Is true that $\bigcup\Big(\bigcup( A\times B)\Big)=A\cup B$ for any pair of sets $A$ and $B$?

Question

So I'd like to know if the identity $$ \bigcup\Big(\bigcup (A\times B)\Big)=A\cup B $$ is true. So I tried to prove it by the following arguments. First of all I observed that any element of $A\times B$ is a set such as $$ \big\{\{a\},\{a,b\}\big\} $$ for any $a\in A$ and for any $b\in B$. Now if $x$ is an element of $\bigcup(A\times B)$ then there exists $X\in A\times B$ such that $x\in X$ so that $$ \Big(x=\{a\}\,\,\,\text{for any}\,a\in A\Big)\vee\Big(x=\{a,b\}\,\,\,\text{for any}\,a\in A\,\,\,\text{and for any}\,b\in B\Big) $$ Finally if $x$ is an element of $\bigcup\Big(\bigcup(A\times B)\Big)$ then there exists $X\in\bigcup A\times B$ such that $x\in X$ so that $$ \Big(x\in\{a\}\,\,\,\text{for any}\,a\in A\Rightarrow x=a\in A\Big)\vee\Big(x\in\{a,b\}\,\,\,\text{for any}\,a\in A\,\text{and for any}\,b\in B\Rightarrow x=a\in A\vee x=b\in B\Big) $$ which means that $$ \bigcup\Big(\bigcup(A\times B)\Big)\subseteq(A\cup B) $$ So unfortunately I am not able to prove the conversely: it seems to me that the preceding arguments can be applied conversely but I am hesitant about now so that I deliberated to post this question. Anyway it is well know that $$ A\times B\subseteq\mathcal P\Big(\mathcal P(A\cup B)\Big) $$ and so I think that the above argumentation can be avoided but I am yet hesitant about. So could anyone help me, please?

Answer 1

Aside from the usefulness of the statement, I took it as an intriguing quiz. $\newcommand{\ps}{\mathcal{P}}$ My conclusion is $$\cup (\cup (A \times B)) \subseteq A \cup B$$

Let $x \in \cup (\cup (A \times B))$. Then there is $C \in \cup (A \times B)$ such that $x \in C$. Again, we have $D \in A \times B$ such that $C \in D$. In a single line $$ x \in C \in D \in A \times B $$

From Kuratowski's definition, $$A \times B \subseteq \ps (\ps (A \cup B))$$ Hence, $D \in \ps (\ps (A \cup B))$, $D \subseteq \ps(A \cup B)$, and $C \in \ps(A \cup B)$. Again, $C \subseteq A \cup B$, which leads to $x \in A \cup B$.
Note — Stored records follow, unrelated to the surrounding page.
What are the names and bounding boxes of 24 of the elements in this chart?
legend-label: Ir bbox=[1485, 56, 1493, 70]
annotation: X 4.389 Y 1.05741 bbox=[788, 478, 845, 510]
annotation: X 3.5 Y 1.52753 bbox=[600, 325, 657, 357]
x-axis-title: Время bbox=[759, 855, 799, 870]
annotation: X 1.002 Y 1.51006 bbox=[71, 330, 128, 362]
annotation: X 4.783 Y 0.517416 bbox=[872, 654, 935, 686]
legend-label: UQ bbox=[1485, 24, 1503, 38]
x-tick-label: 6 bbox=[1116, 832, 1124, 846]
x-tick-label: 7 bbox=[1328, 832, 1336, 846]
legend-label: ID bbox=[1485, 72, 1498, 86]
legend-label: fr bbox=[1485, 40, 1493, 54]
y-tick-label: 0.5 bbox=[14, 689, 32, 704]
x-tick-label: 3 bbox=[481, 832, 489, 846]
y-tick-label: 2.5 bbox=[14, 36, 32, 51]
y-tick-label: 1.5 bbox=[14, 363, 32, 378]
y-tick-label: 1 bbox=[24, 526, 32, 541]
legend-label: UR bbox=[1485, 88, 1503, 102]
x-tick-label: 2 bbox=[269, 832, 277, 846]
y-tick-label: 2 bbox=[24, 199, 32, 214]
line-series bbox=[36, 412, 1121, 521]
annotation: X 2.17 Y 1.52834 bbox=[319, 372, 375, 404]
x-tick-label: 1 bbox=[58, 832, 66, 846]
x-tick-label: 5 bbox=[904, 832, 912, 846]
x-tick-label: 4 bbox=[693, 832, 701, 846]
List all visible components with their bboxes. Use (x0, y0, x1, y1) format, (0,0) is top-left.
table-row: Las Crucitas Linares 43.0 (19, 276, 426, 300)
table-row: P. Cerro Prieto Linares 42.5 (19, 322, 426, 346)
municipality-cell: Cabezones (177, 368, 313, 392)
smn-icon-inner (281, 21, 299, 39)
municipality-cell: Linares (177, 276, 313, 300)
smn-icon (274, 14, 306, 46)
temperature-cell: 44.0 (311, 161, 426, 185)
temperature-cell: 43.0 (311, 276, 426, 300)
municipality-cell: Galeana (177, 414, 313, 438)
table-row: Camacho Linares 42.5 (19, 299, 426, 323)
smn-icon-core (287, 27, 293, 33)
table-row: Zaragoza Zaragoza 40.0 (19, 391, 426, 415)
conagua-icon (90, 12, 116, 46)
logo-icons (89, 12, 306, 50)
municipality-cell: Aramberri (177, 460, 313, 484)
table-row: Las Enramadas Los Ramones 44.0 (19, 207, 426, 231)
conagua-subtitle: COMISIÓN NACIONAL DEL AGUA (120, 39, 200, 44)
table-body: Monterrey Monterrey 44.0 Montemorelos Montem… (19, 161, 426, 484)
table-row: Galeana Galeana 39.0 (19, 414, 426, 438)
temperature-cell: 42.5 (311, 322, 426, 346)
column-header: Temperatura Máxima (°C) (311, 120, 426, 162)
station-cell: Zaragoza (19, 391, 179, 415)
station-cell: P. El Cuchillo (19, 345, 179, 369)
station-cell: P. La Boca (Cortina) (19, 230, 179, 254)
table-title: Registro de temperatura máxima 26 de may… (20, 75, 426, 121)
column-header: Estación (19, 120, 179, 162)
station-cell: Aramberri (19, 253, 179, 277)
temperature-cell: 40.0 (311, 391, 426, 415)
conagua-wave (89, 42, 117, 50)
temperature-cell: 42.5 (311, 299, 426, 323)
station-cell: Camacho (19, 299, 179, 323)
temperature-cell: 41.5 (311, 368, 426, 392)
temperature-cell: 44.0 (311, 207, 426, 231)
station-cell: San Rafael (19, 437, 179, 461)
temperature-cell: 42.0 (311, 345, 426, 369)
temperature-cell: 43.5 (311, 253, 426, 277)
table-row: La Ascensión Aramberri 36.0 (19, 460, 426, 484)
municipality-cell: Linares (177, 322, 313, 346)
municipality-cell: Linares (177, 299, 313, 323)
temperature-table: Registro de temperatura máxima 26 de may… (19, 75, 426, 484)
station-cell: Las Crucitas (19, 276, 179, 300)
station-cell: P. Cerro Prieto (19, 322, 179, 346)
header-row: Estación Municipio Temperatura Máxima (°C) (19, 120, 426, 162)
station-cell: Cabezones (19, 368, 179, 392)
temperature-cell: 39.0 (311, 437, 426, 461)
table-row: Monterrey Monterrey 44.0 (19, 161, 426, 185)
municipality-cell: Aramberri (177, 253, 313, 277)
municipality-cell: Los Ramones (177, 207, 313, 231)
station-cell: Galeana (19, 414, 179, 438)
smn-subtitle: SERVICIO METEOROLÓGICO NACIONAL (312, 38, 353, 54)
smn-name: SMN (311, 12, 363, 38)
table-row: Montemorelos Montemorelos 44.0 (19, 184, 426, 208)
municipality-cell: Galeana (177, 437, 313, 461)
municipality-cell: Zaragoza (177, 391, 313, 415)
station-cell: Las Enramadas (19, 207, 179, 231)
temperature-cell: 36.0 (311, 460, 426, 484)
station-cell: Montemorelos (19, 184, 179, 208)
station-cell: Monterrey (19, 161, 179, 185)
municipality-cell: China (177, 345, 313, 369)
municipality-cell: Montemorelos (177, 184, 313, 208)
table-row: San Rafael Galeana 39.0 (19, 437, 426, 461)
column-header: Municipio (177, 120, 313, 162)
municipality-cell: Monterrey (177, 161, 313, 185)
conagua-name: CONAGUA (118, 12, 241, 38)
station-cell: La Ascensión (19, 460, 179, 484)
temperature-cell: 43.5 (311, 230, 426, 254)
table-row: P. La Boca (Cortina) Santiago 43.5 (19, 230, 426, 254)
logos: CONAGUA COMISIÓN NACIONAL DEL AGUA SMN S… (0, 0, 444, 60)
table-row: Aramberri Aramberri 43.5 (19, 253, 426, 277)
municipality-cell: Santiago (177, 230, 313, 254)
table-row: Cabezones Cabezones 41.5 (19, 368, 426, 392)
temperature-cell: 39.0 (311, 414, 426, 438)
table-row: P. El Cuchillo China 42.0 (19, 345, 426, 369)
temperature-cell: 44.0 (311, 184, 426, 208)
(Turned out this is repetition of your proof but in a bit simpler form...)

However, as GEdgar pointed out in the comments, $ A \cup B \subseteq \cup (\cup (A \times B))$ has an obvious counterexample.

Remark: If both $A$ and $B$ are nonempty, for any $x \in A \cup B$ there are two possible cases:

1. $x \in A \cap B$.
   This leads to $(x, x) = \{\{x\}\} \in A \times B$. Hence, $\{x\} \in \cup(A \times B)$, and again, $x \in \cup(\cup(A \times B))$
2. $x$ is in only one of $A$ and $B$, and the other set has some element $y$ other than $x$.
   If $x \in A$ and $ y \in B $, $ (x,y) =\{\{x\},\{x,y\}\} \in A \times B$. Hence, $\{x\} \in \cup(A \times B)$. This give the same conclusion as the case $1$.
   On the other hand, if $y \in A$ and $ x \in B $, $ (y,x) =\{\{y\},\{x,y\}\} \in A \times B$. Hence, $\{x,y\} \in \cup (A \times B) $ and $x \in \cup (\cup (A \times B))$.

Therefore, $\cup (\cup (A \times B)) = A \cup B$.